The move comes one day after town officials briefly posted the video on its website, then quickly took it down once they realized some identifying information about the motorist, Lt. Caron Nazario, needed to be redacted from it.

The 16-minute redacted video shows Nazario being stopped for speeding on Nov. 7. It’s much tamer than the recording of the Dec. 5 incident that led to one Windsor officer being fired and calls for the police chief to resign. There were no threats, no guns drawn and no pepper spray.

It did, however, bear some similarities to the one that followed.

In the first stop, Nazario also didn’t pull over immediately and had a temporary tag on his vehicle. His attorney said Nazario didn’t pull over right away because he was waiting to get to a safe spot. The video shows him stopped at a Food Lion parking lot.

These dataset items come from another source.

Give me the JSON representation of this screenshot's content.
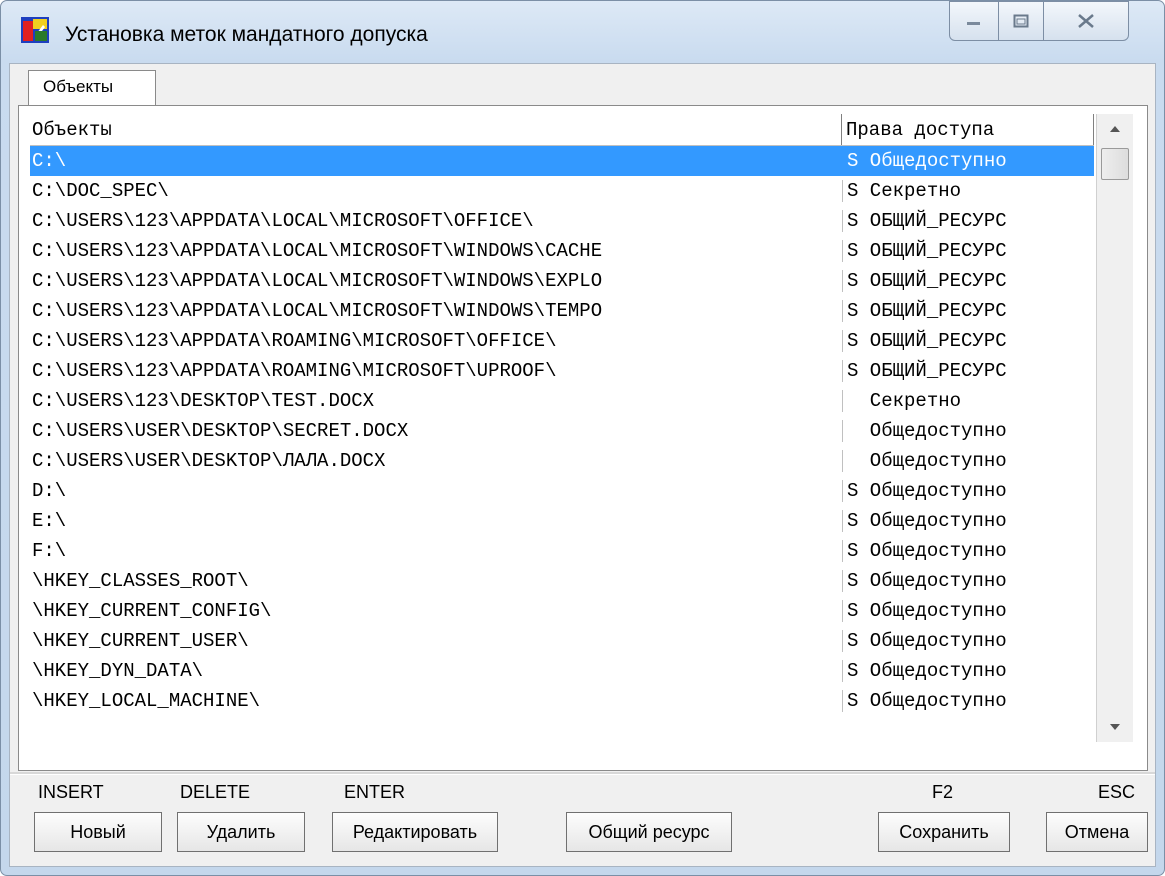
{
  "window": {
    "title": "Установка меток мандатного допуска"
  },
  "tab": {
    "label": "Объекты"
  },
  "list": {
    "col_object": "Объекты",
    "col_rights": "Права доступа",
    "rows": [
      {
        "object": "C:\\",
        "rights": "S Общедоступно",
        "selected": true
      },
      {
        "object": "C:\\DOC_SPEC\\",
        "rights": "S Секретно"
      },
      {
        "object": "C:\\USERS\\123\\APPDATA\\LOCAL\\MICROSOFT\\OFFICE\\",
        "rights": "S ОБЩИЙ_РЕСУРС"
      },
      {
        "object": "C:\\USERS\\123\\APPDATA\\LOCAL\\MICROSOFT\\WINDOWS\\CACHE",
        "rights": "S ОБЩИЙ_РЕСУРС"
      },
      {
        "object": "C:\\USERS\\123\\APPDATA\\LOCAL\\MICROSOFT\\WINDOWS\\EXPLO",
        "rights": "S ОБЩИЙ_РЕСУРС"
      },
      {
        "object": "C:\\USERS\\123\\APPDATA\\LOCAL\\MICROSOFT\\WINDOWS\\TEMPO",
        "rights": "S ОБЩИЙ_РЕСУРС"
      },
      {
        "object": "C:\\USERS\\123\\APPDATA\\ROAMING\\MICROSOFT\\OFFICE\\",
        "rights": "S ОБЩИЙ_РЕСУРС"
      },
      {
        "object": "C:\\USERS\\123\\APPDATA\\ROAMING\\MICROSOFT\\UPROOF\\",
        "rights": "S ОБЩИЙ_РЕСУРС"
      },
      {
        "object": "C:\\USERS\\123\\DESKTOP\\TEST.DOCX",
        "rights": "  Секретно"
      },
      {
        "object": "C:\\USERS\\USER\\DESKTOP\\SECRET.DOCX",
        "rights": "  Общедоступно"
      },
      {
        "object": "C:\\USERS\\USER\\DESKTOP\\ЛАЛА.DOCX",
        "rights": "  Общедоступно"
      },
      {
        "object": "D:\\",
        "rights": "S Общедоступно"
      },
      {
        "object": "E:\\",
        "rights": "S Общедоступно"
      },
      {
        "object": "F:\\",
        "rights": "S Общедоступно"
      },
      {
        "object": "\\HKEY_CLASSES_ROOT\\",
        "rights": "S Общедоступно"
      },
      {
        "object": "\\HKEY_CURRENT_CONFIG\\",
        "rights": "S Общедоступно"
      },
      {
        "object": "\\HKEY_CURRENT_USER\\",
        "rights": "S Общедоступно"
      },
      {
        "object": "\\HKEY_DYN_DATA\\",
        "rights": "S Общедоступно"
      },
      {
        "object": "\\HKEY_LOCAL_MACHINE\\",
        "rights": "S Общедоступно"
      }
    ]
  },
  "buttons": {
    "new": {
      "hotkey": "INSERT",
      "label": "Новый"
    },
    "delete": {
      "hotkey": "DELETE",
      "label": "Удалить"
    },
    "edit": {
      "hotkey": "ENTER",
      "label": "Редактировать"
    },
    "shared": {
      "label": "Общий ресурс"
    },
    "save": {
      "hotkey": "F2",
      "label": "Сохранить"
    },
    "cancel": {
      "hotkey": "ESC",
      "label": "Отмена"
    }
  },
  "icons": {
    "app": "app-icon",
    "minimize": "minimize-icon",
    "maximize": "maximize-icon",
    "close": "close-icon",
    "scroll_up": "scroll-up-arrow-icon",
    "scroll_down": "scroll-down-arrow-icon"
  },
  "colors": {
    "selection": "#3399ff",
    "window_frame": "#c9dbef"
  }
}
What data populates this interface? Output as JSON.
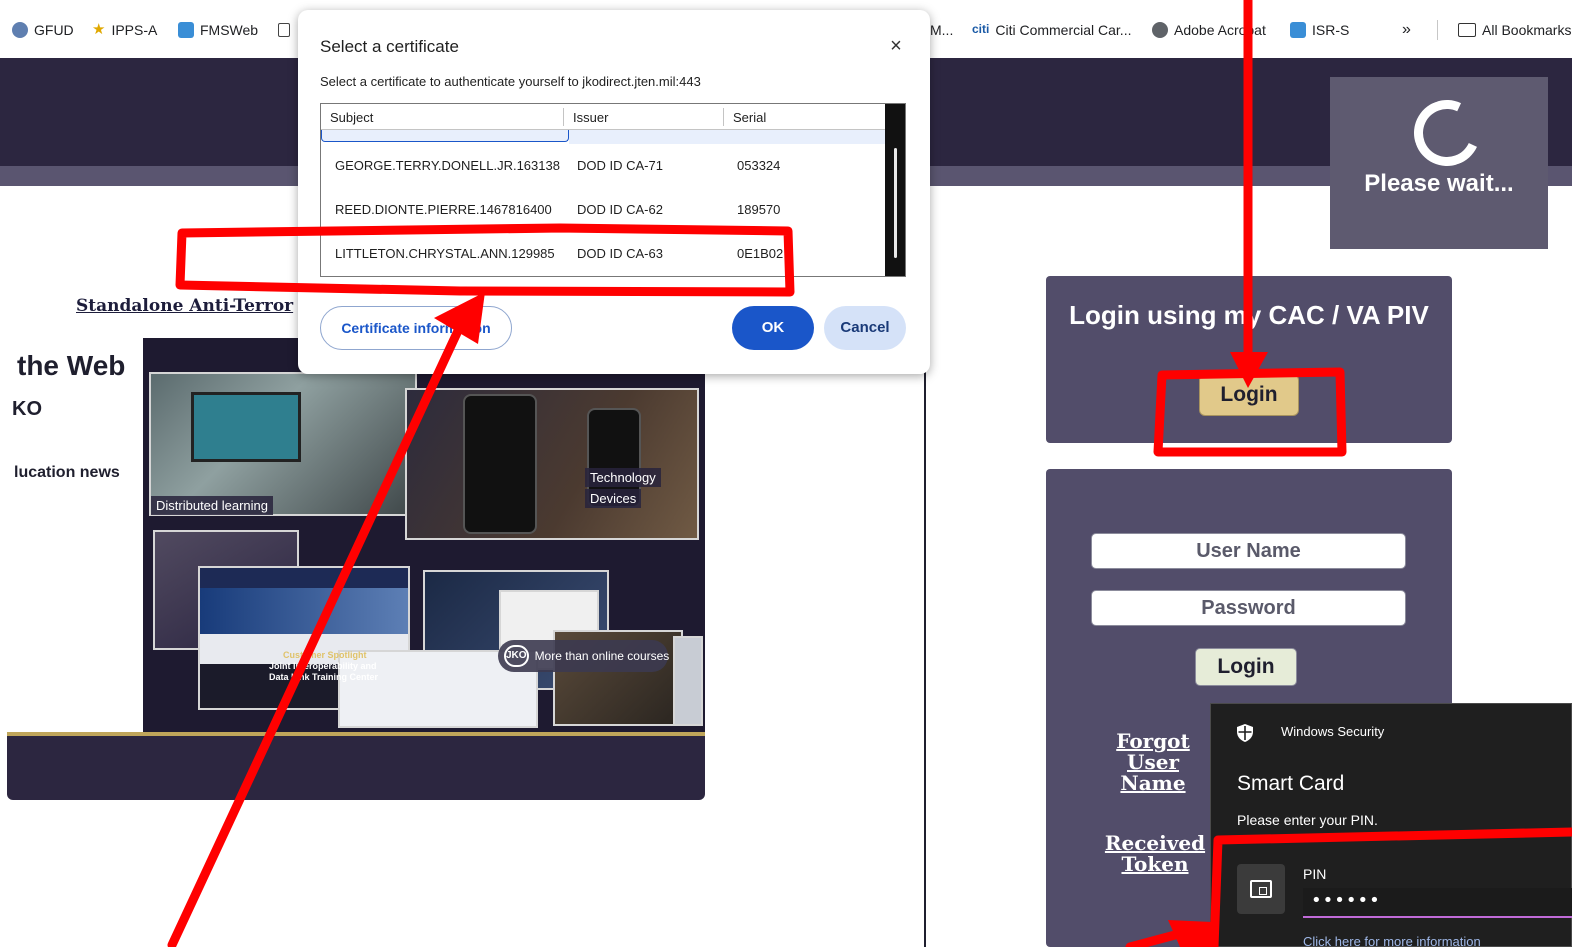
{
  "bookmarks_bar": {
    "items": [
      {
        "label": "GFUD",
        "icon": "globe-icon"
      },
      {
        "label": "IPPS-A",
        "icon": "army-star-icon"
      },
      {
        "label": "FMSWeb",
        "icon": "fmsweb-icon"
      },
      {
        "label": "",
        "icon": "document-icon"
      },
      {
        "label": "M...",
        "icon": ""
      },
      {
        "label": "Citi Commercial Car...",
        "icon": "citi-icon"
      },
      {
        "label": "Adobe Acrobat",
        "icon": "globe-icon"
      },
      {
        "label": "ISR-S",
        "icon": "fmsweb-icon"
      }
    ],
    "overflow": "»",
    "all_bookmarks": "All Bookmarks"
  },
  "header": {
    "please_wait": "Please wait..."
  },
  "left": {
    "standalone_link": "Standalone Anti-Terror",
    "heading": "the Web",
    "subheading": "KO",
    "education_news": "lucation news",
    "collage": {
      "caption_distributed": "Distributed learning",
      "caption_technology": "Technology",
      "caption_devices": "Devices",
      "spotlight_title": "Customer Spotlight",
      "spotlight_body": "Joint Interoperability and Data Link Training Center",
      "jko_logo": "JKO",
      "jko_tagline": "More than online courses"
    }
  },
  "cac_panel": {
    "title": "Login using my CAC / VA PIV",
    "login_label": "Login"
  },
  "login_panel": {
    "username_placeholder": "User Name",
    "password_placeholder": "Password",
    "login_label": "Login",
    "forgot_link": "Forgot User Name",
    "received_link": "Received Token"
  },
  "cert_dialog": {
    "title": "Select a certificate",
    "close": "×",
    "description": "Select a certificate to authenticate yourself to jkodirect.jten.mil:443",
    "columns": [
      "Subject",
      "Issuer",
      "Serial"
    ],
    "rows": [
      {
        "subject": "GEORGE.TERRY.DONELL.JR.163138",
        "issuer": "DOD ID CA-71",
        "serial": "053324"
      },
      {
        "subject": "REED.DIONTE.PIERRE.1467816400",
        "issuer": "DOD ID CA-62",
        "serial": "189570"
      },
      {
        "subject": "LITTLETON.CHRYSTAL.ANN.129985",
        "issuer": "DOD ID CA-63",
        "serial": "0E1B02"
      }
    ],
    "cert_info_button": "Certificate information",
    "ok_button": "OK",
    "cancel_button": "Cancel"
  },
  "windows_security": {
    "app_name": "Windows Security",
    "title": "Smart Card",
    "message": "Please enter your PIN.",
    "pin_label": "PIN",
    "pin_value": "••••••",
    "more_info": "Click here for more information"
  },
  "colors": {
    "site_dark": "#2c2640",
    "panel": "#524d6a",
    "annotation_red": "#ff0000",
    "dialog_accent": "#1a56c9"
  }
}
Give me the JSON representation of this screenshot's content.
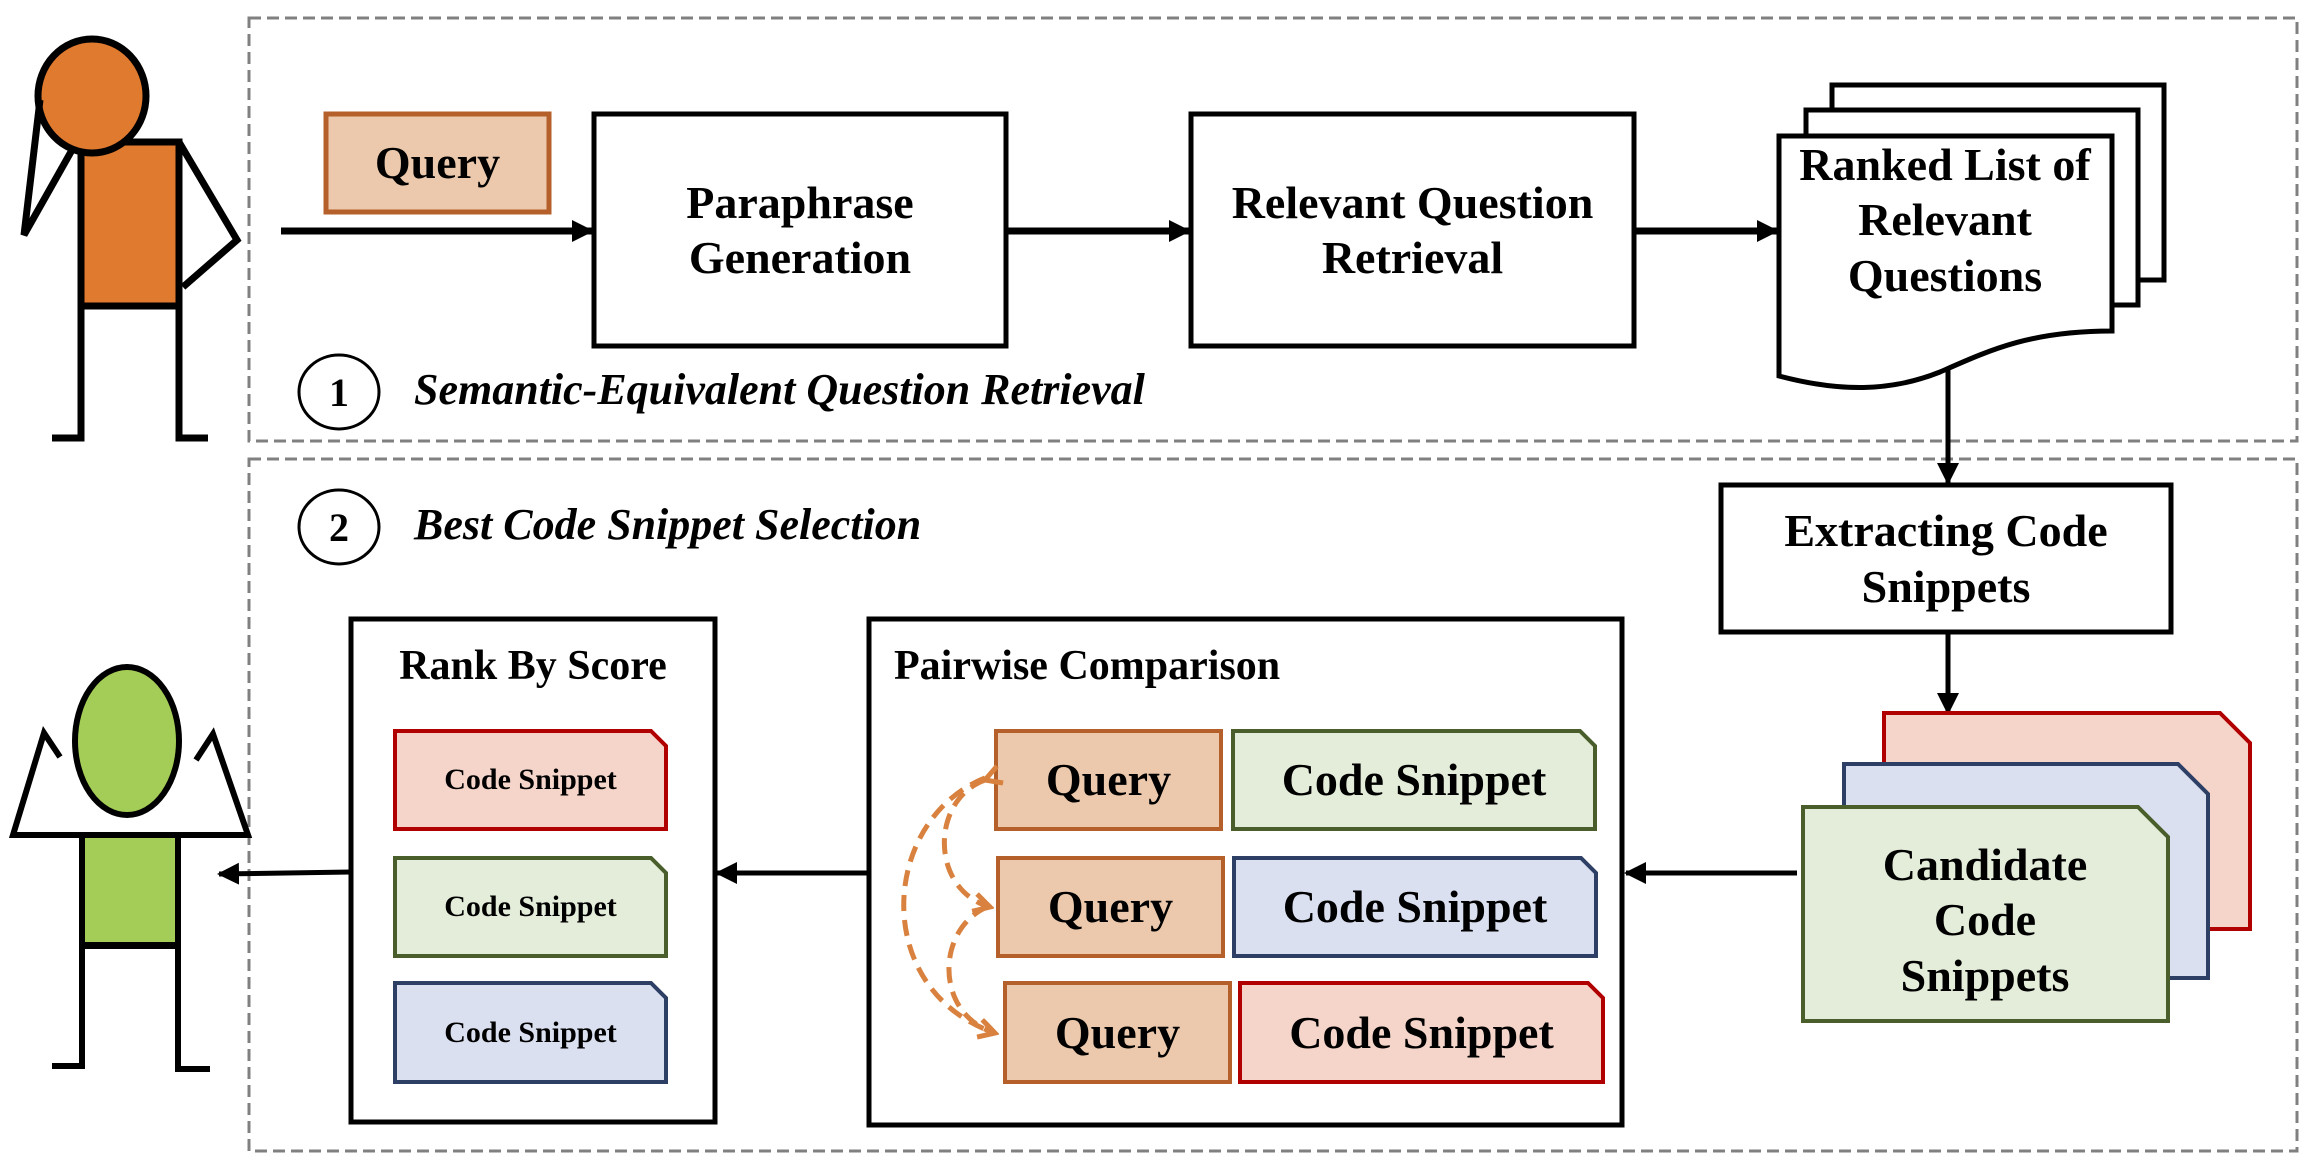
{
  "stages": {
    "stage1": {
      "number": "1",
      "title": "Semantic-Equivalent Question Retrieval"
    },
    "stage2": {
      "number": "2",
      "title": "Best Code Snippet Selection"
    }
  },
  "nodes": {
    "query": "Query",
    "paraphrase": "Paraphrase Generation",
    "relevant_retrieval": "Relevant Question Retrieval",
    "ranked_list": "Ranked List of Relevant Questions",
    "extracting": "Extracting Code Snippets",
    "candidates": "Candidate Code Snippets",
    "pairwise_title": "Pairwise Comparison",
    "rank_title": "Rank By Score"
  },
  "pairwise_rows": [
    {
      "query": "Query",
      "snippet": "Code Snippet",
      "color": "green"
    },
    {
      "query": "Query",
      "snippet": "Code Snippet",
      "color": "blue"
    },
    {
      "query": "Query",
      "snippet": "Code Snippet",
      "color": "red"
    }
  ],
  "ranked_items": [
    {
      "label": "Code Snippet",
      "color": "red"
    },
    {
      "label": "Code Snippet",
      "color": "green"
    },
    {
      "label": "Code Snippet",
      "color": "blue"
    }
  ],
  "colors": {
    "query_fill": "#ecc9ac",
    "query_stroke": "#b5602a",
    "person_orange": "#e07a2f",
    "person_green": "#a4cd57",
    "red_fill": "#f5d5ca",
    "red_stroke": "#b00000",
    "green_fill": "#e3edd9",
    "green_stroke": "#4a5e2c",
    "blue_fill": "#dae0f0",
    "blue_stroke": "#2e3f66",
    "dashed_border": "#808080",
    "arc": "#d9813e"
  }
}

The recording begins with an officer radioing that he is about to conduct a traffic stop of a dark-colored SUV that has no rear license plate displayed. He later says that the vehicle is traveling at 54 mph in a 35-mph zone.

“Still trying to get the vehicle to stop,” the officer can be heard saying. After he approaches the vehicle, Nazario tells him he has a temporary plate on the rear window. He also says he hadn’t gotten a permanent plate yet because “the DMV is backed up.”

Nazario asks the officer if he can be let off with a warning, and said it was an “honest mistake.” The officer says no, however, and that 19 mph over the speed limit is too much to give a warning. He also notes that it’s foggy outside, making it particularly dangerous to be speeding.

Online court records show the speeding case is still pending. The records also indicate Nazario has an attorney representing him, and there is a court date scheduled for May.

Windsor officials said earlier this week they planned to post all body cam videos involving Nazario on the town’s website, including the one from November. They said they were doing so in an effort to be transparent after video of the December traffic stop made national news.

In that incident, police body cam video shows the two officers — Joe Gutierrez and Daniel Crocker — drawing their guns immediately after Nazario drove for nearly a mile in the darkness before pulling over at a well-lit BP gas station. Gutierrez then pepper sprays Nazario after he says he’s afraid to get out and refuses to open the door.

Nazario’s attorney, Jonathan Arthur, believes the town posted the video to retaliate against the Army officer and traumatize him again.

Arthur also believes the brief posting of the unredacted video, with what the town believed to be Nazario’s home address, when they knew he feared retaliation, was illegal and that he had notified “the appropriate authorities.”